Moss is best for engineers building real-time voice AI agents on platforms like Pipecat, LiveKit, Vapi, or ElevenLabs, where retrieval latency above 20ms creates a noticeable conversational pause. It is also a strong fit for frontend developers adding AI search to browser applications, because the WebAssembly build runs the entire retrieval pipeline client-side without a backend server. Python and Node.js teams who already have a RAG pipeline on Pinecone or Qdrant and want to cut latency and API costs without rebuilding their architecture benefit from Moss as a drop-in retrieval replacement. Early-stage startups that want a working retrieval layer in under an hour without provisioning database infrastructure are well-served by the free tier. Moss is not a good fit for teams that need complex multi-tenant access control, advanced filtering with SQL-like query syntax, or a vector database that handles structured data alongside unstructured text; for those cases, Weaviate or Qdrant with its rich filter system are better choices.

How does Moss compare to Pinecone in 2026?

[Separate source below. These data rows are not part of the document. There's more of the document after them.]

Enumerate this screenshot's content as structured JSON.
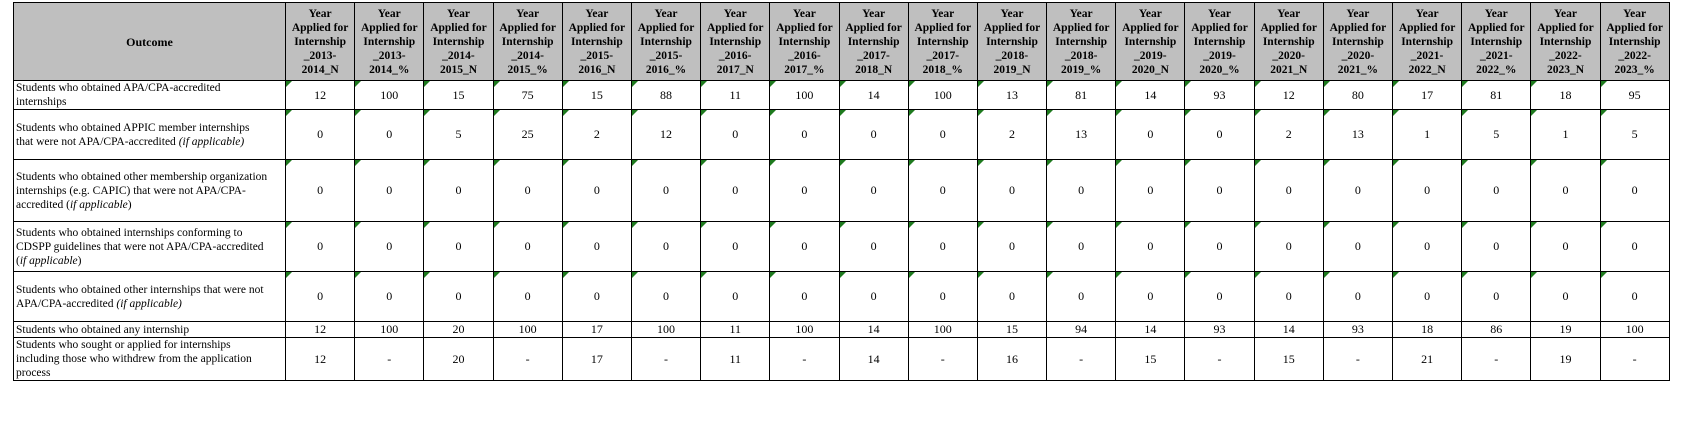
{
  "table": {
    "outcome_header": "Outcome",
    "col_headers": [
      [
        "Year",
        "Applied for",
        "Internship",
        "_2013-",
        "2014_N"
      ],
      [
        "Year",
        "Applied for",
        "Internship",
        "_2013-",
        "2014_%"
      ],
      [
        "Year",
        "Applied for",
        "Internship",
        "_2014-",
        "2015_N"
      ],
      [
        "Year",
        "Applied for",
        "Internship",
        "_2014-",
        "2015_%"
      ],
      [
        "Year",
        "Applied for",
        "Internship",
        "_2015-",
        "2016_N"
      ],
      [
        "Year",
        "Applied for",
        "Internship",
        "_2015-",
        "2016_%"
      ],
      [
        "Year",
        "Applied for",
        "Internship",
        "_2016-",
        "2017_N"
      ],
      [
        "Year",
        "Applied for",
        "Internship",
        "_2016-",
        "2017_%"
      ],
      [
        "Year",
        "Applied for",
        "Internship",
        "_2017-",
        "2018_N"
      ],
      [
        "Year",
        "Applied for",
        "Internship",
        "_2017-",
        "2018_%"
      ],
      [
        "Year",
        "Applied for",
        "Internship",
        "_2018-",
        "2019_N"
      ],
      [
        "Year",
        "Applied for",
        "Internship",
        "_2018-",
        "2019_%"
      ],
      [
        "Year",
        "Applied for",
        "Internship",
        "_2019-",
        "2020_N"
      ],
      [
        "Year",
        "Applied for",
        "Internship",
        "_2019-",
        "2020_%"
      ],
      [
        "Year",
        "Applied for",
        "Internship",
        "_2020-",
        "2021_N"
      ],
      [
        "Year",
        "Applied for",
        "Internship",
        "_2020-",
        "2021_%"
      ],
      [
        "Year",
        "Applied for",
        "Internship",
        "_2021-",
        "2022_N"
      ],
      [
        "Year",
        "Applied for",
        "Internship",
        "_2021-",
        "2022_%"
      ],
      [
        "Year",
        "Applied for",
        "Internship",
        "_2022-",
        "2023_N"
      ],
      [
        "Year",
        "Applied for",
        "Internship",
        "_2022-",
        "2023_%"
      ]
    ],
    "rows": [
      {
        "label_lines": [
          "Students who obtained APA/CPA-accredited",
          "internships"
        ],
        "paren": "",
        "values": [
          "12",
          "100",
          "15",
          "75",
          "15",
          "88",
          "11",
          "100",
          "14",
          "100",
          "13",
          "81",
          "14",
          "93",
          "12",
          "80",
          "17",
          "81",
          "18",
          "95"
        ]
      },
      {
        "label_lines": [
          "Students who obtained APPIC member internships",
          "that were not APA/CPA-accredited "
        ],
        "paren": "(if applicable)",
        "values": [
          "0",
          "0",
          "5",
          "25",
          "2",
          "12",
          "0",
          "0",
          "0",
          "0",
          "2",
          "13",
          "0",
          "0",
          "2",
          "13",
          "1",
          "5",
          "1",
          "5"
        ]
      },
      {
        "label_lines": [
          "Students who obtained other membership organization",
          "internships (e.g. CAPIC) that were not APA/CPA-",
          "accredited ("
        ],
        "paren": "if applicable",
        "paren_suffix": ")",
        "values": [
          "0",
          "0",
          "0",
          "0",
          "0",
          "0",
          "0",
          "0",
          "0",
          "0",
          "0",
          "0",
          "0",
          "0",
          "0",
          "0",
          "0",
          "0",
          "0",
          "0"
        ]
      },
      {
        "label_lines": [
          "Students who obtained  internships conforming to",
          "CDSPP guidelines that were not APA/CPA-accredited",
          "("
        ],
        "paren": "if applicable",
        "paren_suffix": ")",
        "values": [
          "0",
          "0",
          "0",
          "0",
          "0",
          "0",
          "0",
          "0",
          "0",
          "0",
          "0",
          "0",
          "0",
          "0",
          "0",
          "0",
          "0",
          "0",
          "0",
          "0"
        ]
      },
      {
        "label_lines": [
          "Students who obtained other internships that were not",
          "APA/CPA-accredited "
        ],
        "paren": "(if applicable)",
        "values": [
          "0",
          "0",
          "0",
          "0",
          "0",
          "0",
          "0",
          "0",
          "0",
          "0",
          "0",
          "0",
          "0",
          "0",
          "0",
          "0",
          "0",
          "0",
          "0",
          "0"
        ]
      },
      {
        "label_lines": [
          "Students who obtained any internship"
        ],
        "paren": "",
        "values": [
          "12",
          "100",
          "20",
          "100",
          "17",
          "100",
          "11",
          "100",
          "14",
          "100",
          "15",
          "94",
          "14",
          "93",
          "14",
          "93",
          "18",
          "86",
          "19",
          "100"
        ]
      },
      {
        "label_lines": [
          "Students who sought or applied for internships",
          "including those who withdrew from the application",
          "process"
        ],
        "paren": "",
        "values": [
          "12",
          "-",
          "20",
          "-",
          "17",
          "-",
          "11",
          "-",
          "14",
          "-",
          "16",
          "-",
          "15",
          "-",
          "15",
          "-",
          "21",
          "-",
          "19",
          "-"
        ]
      }
    ]
  }
}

Moss delivers P50 retrieval latency of 3.1ms versus Pinecone's typical 50-150ms network round trip, a 15-50x difference that matters when the retrieval call sits on the critical path of a real-time conversation. Pinecone is a fully managed cloud vector database with a free tier of 100,000 vectors, documented SLAs, and enterprise support contracts, while Moss's paid tier pricing is not publicly listed and enterprise support terms are not yet documented. Pinecone handles both the indexing pipeline and the query serving layer as a hosted service, whereas Moss splits the work: Moss Cloud manages indexing, and the SDK handles query serving locally in your process. For teams already running on Pinecone with tolerable latency and no budget to migrate, switching to Moss is disruptive engineering work for a latency improvement that only matters for real-time use cases. For voice agents or browser copilots where 100ms retrieval is too slow, Moss is the correct choice over Pinecone because no cloud database can serve queries as fast as in-process memory lookup. Pinecone is better for teams that need multi-region replication, granular access control per namespace, or a production-grade SLA with a signed agreement.